I mean, there is nothing wrong with state, per se, and yes, this Excel-ish paradigm is awesome.
Although: Most Excel power users have automatic calculations disabled. Why? They want to control when full calculations. If you know that you want to change three things, you can change three things (in the correct order, which you - fair enough - must know), then calculate the rest (F9 in Excel, recalc below in Jupyter if - fair enough - your notebook is in topological order).
In Pluto, you sort of rely on your calculations being quick.
It is interesting that they are paying attention to that, as the section on interactivity [1] brings "how to disable a cell" that would prevent its reactivity and anything that depends upon. With some careful placement, you can disable the automatic calculations. Another thing would be tuning the parameter for confirming before a long runtime. Set it to 50 ms, and only run "almost instant things".

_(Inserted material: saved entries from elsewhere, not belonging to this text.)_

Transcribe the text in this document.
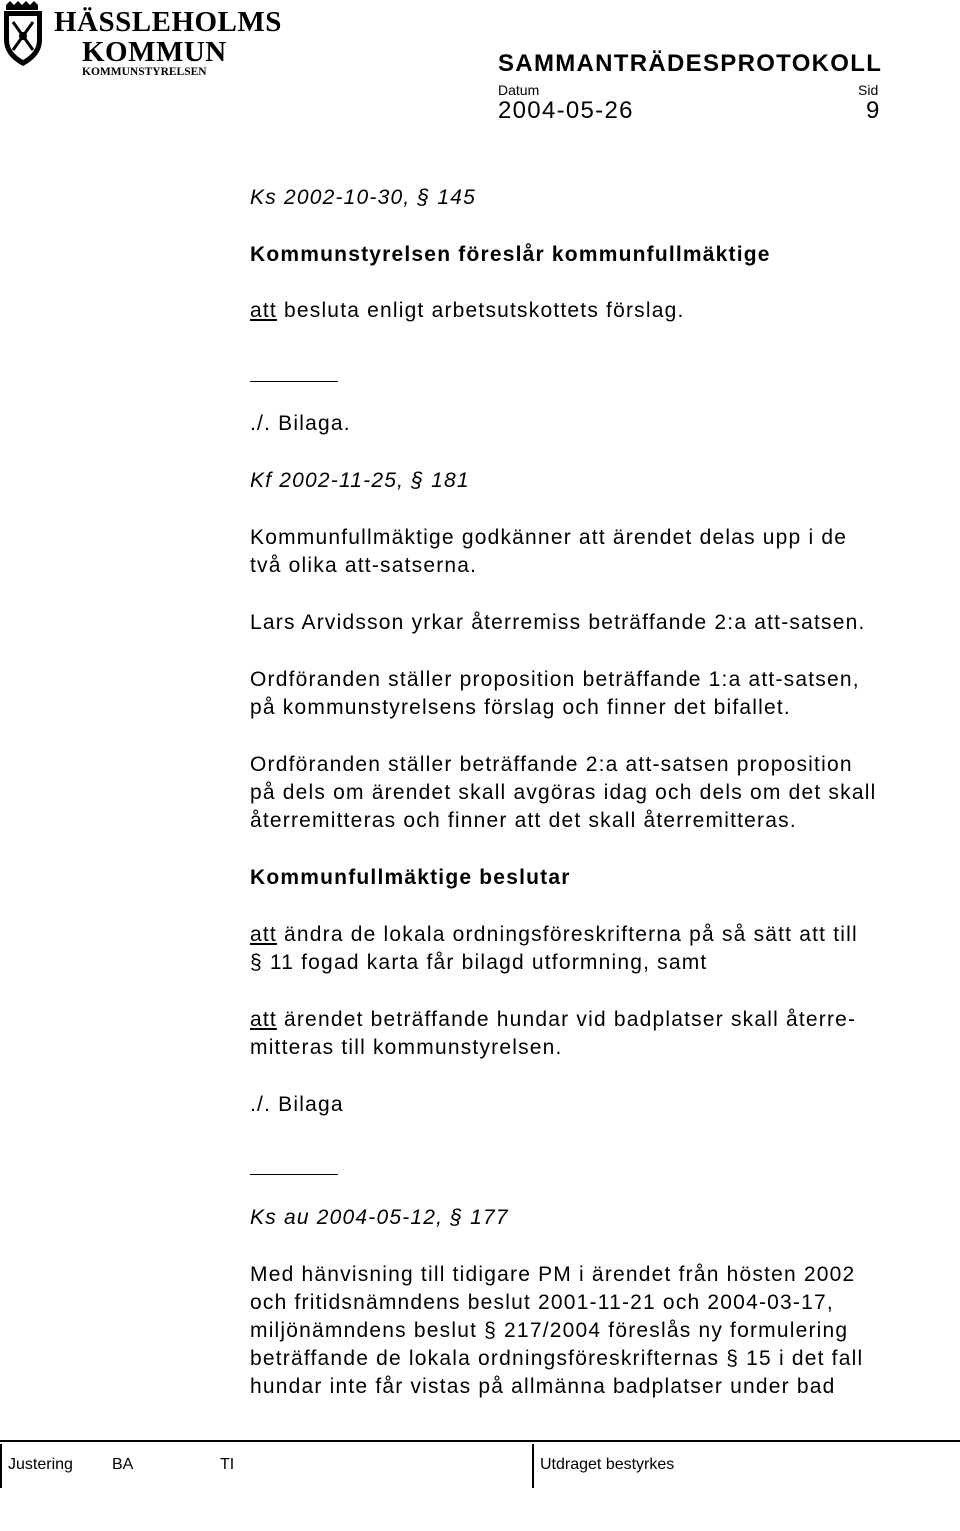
HÄSSLEHOLMS
KOMMUN
KOMMUNSTYRELSEN	SAMMANTRÄDESPROTOKOLL
Datum	Sid
2004-05-26	9
Ks 2002-10-30, § 145
Kommunstyrelsen föreslår kommunfullmäktige
att besluta enligt arbetsutskottets förslag.
./. Bilaga.
Kf 2002-11-25, § 181
Kommunfullmäktige godkänner att ärendet delas upp i de
två olika att-satserna.
Lars Arvidsson yrkar återremiss beträffande 2:a att-satsen.
Ordföranden ställer proposition beträffande 1:a att-satsen,
på kommunstyrelsens förslag och finner det bifallet.
Ordföranden ställer beträffande 2:a att-satsen proposition
på dels om ärendet skall avgöras idag och dels om det skall
återremitteras och finner att det skall återremitteras.
Kommunfullmäktige beslutar
att ändra de lokala ordningsföreskrifterna på så sätt att till
§ 11 fogad karta får bilagd utformning, samt
att ärendet beträffande hundar vid badplatser skall återre-
mitteras till kommunstyrelsen.
./. Bilaga
Ks au 2004-05-12, § 177
Med hänvisning till tidigare PM i ärendet från hösten 2002
och fritidsnämndens beslut 2001-11-21 och 2004-03-17,
miljönämndens beslut § 217/2004 föreslås ny formulering
beträffande de lokala ordningsföreskrifternas § 15 i det fall
hundar inte får vistas på allmänna badplatser under bad
Justering BA	TI	Utdraget bestyrkes
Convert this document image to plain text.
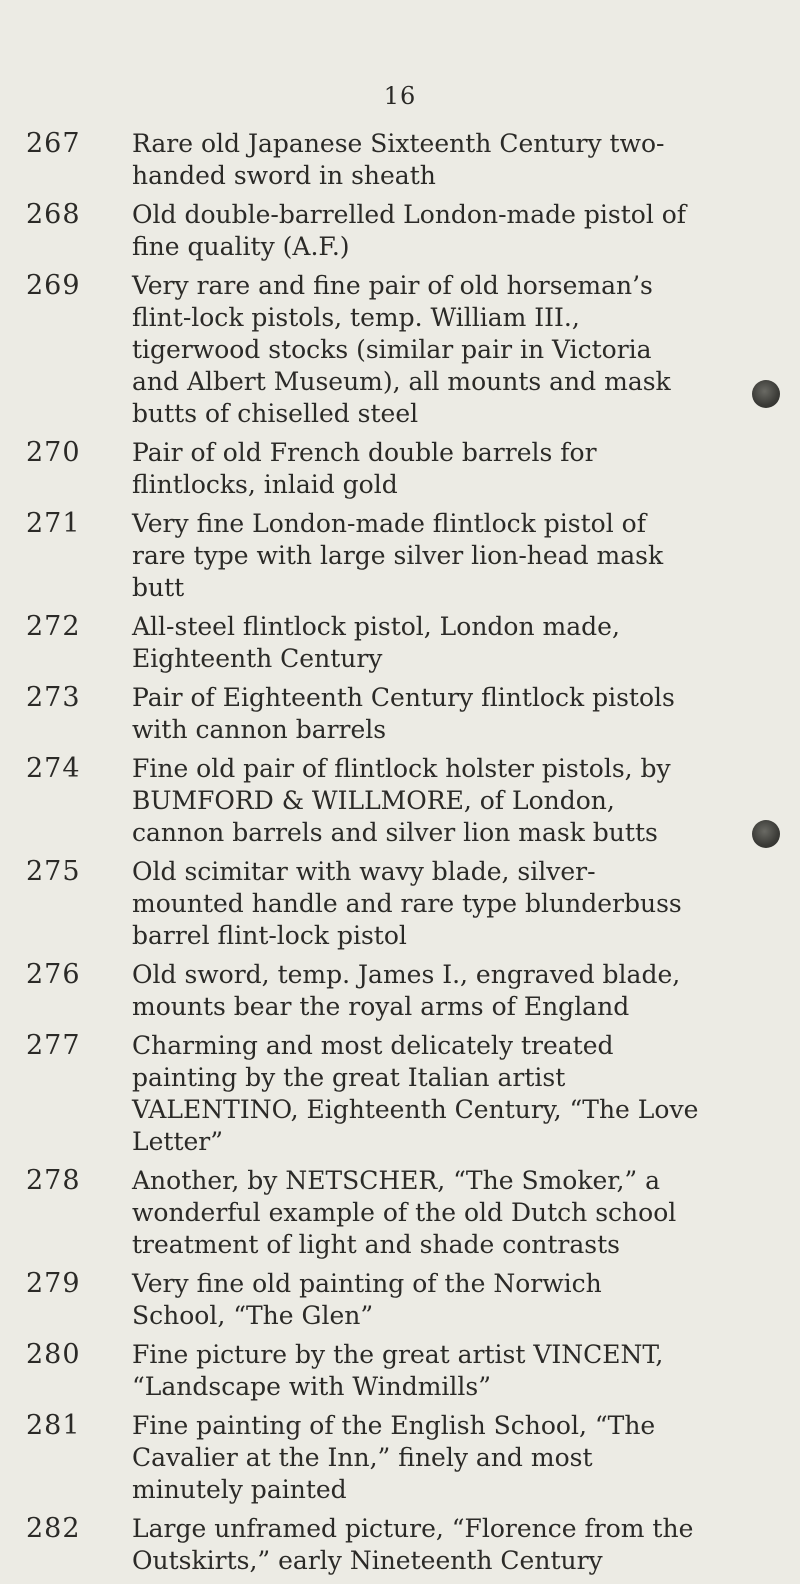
16
267	Rare old Japanese Sixteenth Century two-handed sword in sheath
268	Old double-barrelled London-made pistol of fine quality (A.F.)
269	Very rare and fine pair of old horseman’s flint-lock pistols, temp. William III., tigerwood stocks (similar pair in Victoria and Albert Museum), all mounts and mask butts of chiselled steel
270	Pair of old French double barrels for flintlocks, inlaid gold
271	Very fine London-made flintlock pistol of rare type with large silver lion-head mask butt
272	All-steel flintlock pistol, London made, Eighteenth Century
273	Pair of Eighteenth Century flintlock pistols with cannon barrels
274	Fine old pair of flintlock holster pistols, by BUMFORD & WILLMORE, of London, cannon barrels and silver lion mask butts
275	Old scimitar with wavy blade, silver-mounted handle and rare type blunderbuss barrel flint-lock pistol
276	Old sword, temp. James I., engraved blade, mounts bear the royal arms of England
277	Charming and most delicately treated painting by the great Italian artist VALENTINO, Eighteenth Century, “The Love Letter”
278	Another, by NETSCHER, “The Smoker,” a wonderful example of the old Dutch school treatment of light and shade contrasts
279	Very fine old painting of the Norwich School, “The Glen”
280	Fine picture by the great artist VINCENT, “Landscape with Windmills”
281	Fine painting of the English School, “The Cavalier at the Inn,” finely and most minutely painted
282	Large unframed picture, “Florence from the Outskirts,” early Nineteenth Century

[1]https://discourse.julialang.org/t/pluto-1-0-release/137296#p...
For me, the worst part about Jupyter is not that the cells don't automatically recalculate (I can handle pressing recalc below), but that the output is affected by the order you run the cells in. With Jupyter, there are many situations where to re-run the cell you also have to first re-run all the cells above that one, and it doesn't tell you which ones. Automatic recalculation can be disabled even in reactive notebooks.